The trial court found that while there were "incessant sexually offensive exchanges at the daily assignment meeting and omnipresent sexual graffiti in the terminal boxes" which was "undeniably boorish and offensive" it could not be the basis for a hostile environment gender claim because it "was not motivated by hostility to Petrosino because of her sex." A finding fueled in large part because of the court's conclusion that the same conduct would have occurred even if Petrosino had not been there. (A no doubt accurate finding that probably says as much about male culture as anything else.) The Circuit Court dispatched with that finding, holding instead, "the mere fact that men and women are both exposed to the same offensive circumstances on the job site, however, does not mean that, as a matter of law, their work conditions are necessarily equally harsh."
The Court explained:
The comments and graphics that permeated Petrosino’s work environment may have sexually ridiculed both men and women, but there is an important, though not surprising, distinction. The conduct at issue sexually ridiculed some men, but it also frequently touted the sexual exploits of others. In short, the insults were directed at certain men, not men as a group. By contrast, the depiction of women in the offensive jokes and graphics was uniformly sexually demeaning and communicated the message that women as a group were available for sexual exploitation by men. Such workplace disparagement of women, repeated day after day over the course of several years without supervisory intervention, stands as a serious impediment to any woman’s efforts to deal professionally with her male colleagues.

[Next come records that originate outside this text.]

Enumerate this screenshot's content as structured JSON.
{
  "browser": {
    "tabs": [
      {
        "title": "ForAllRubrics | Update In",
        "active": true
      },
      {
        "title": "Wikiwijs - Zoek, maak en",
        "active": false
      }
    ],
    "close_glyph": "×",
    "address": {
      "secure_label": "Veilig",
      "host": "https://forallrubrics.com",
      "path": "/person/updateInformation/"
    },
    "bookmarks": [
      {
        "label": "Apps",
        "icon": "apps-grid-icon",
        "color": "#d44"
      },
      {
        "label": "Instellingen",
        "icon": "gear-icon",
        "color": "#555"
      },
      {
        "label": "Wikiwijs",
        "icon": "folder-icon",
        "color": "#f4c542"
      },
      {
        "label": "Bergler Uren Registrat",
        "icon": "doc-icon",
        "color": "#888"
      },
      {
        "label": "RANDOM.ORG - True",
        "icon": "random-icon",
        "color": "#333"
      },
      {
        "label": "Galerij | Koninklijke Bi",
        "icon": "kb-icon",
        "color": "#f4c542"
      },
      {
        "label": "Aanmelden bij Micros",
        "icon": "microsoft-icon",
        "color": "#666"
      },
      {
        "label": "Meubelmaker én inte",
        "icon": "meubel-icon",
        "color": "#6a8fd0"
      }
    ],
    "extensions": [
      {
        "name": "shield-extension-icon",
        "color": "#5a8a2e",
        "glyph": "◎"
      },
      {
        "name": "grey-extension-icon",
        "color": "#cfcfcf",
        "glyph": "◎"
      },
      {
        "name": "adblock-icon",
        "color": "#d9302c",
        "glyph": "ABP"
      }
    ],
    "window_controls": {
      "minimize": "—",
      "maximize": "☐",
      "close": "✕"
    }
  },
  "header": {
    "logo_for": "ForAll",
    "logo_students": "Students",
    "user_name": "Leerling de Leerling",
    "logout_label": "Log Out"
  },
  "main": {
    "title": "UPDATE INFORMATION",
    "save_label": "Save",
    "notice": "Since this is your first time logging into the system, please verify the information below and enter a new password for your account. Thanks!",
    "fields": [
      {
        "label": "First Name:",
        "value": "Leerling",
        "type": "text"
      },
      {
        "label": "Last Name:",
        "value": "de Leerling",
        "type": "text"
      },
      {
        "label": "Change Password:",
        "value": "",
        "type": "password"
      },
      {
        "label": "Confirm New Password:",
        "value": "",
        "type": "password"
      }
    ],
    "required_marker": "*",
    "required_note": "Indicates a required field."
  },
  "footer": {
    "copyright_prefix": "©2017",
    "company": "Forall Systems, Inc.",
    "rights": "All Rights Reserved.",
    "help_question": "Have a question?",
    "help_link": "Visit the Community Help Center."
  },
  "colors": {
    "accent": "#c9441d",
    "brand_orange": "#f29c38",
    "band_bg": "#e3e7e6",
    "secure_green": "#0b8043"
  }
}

The Court also noted that the debate was still open as to whether the perspective used in judging the comments was to be a reasonable person or a reasonable woman, or as one of their colleagues had suggested in an earlier opinion, at least a reasonable person informed of “how members of the protected class regard the challenged remarks or displays.” No need to decide here, since a person of either gender could find the "sexually offensive comments and graffiti here at issue more offensive to women than to men and, therefore, discriminatory based on sex."
The line drawn by the district court would be much simpler to apply, but it is hard to fault the logic of the Circuit Court's explicatory paragraph.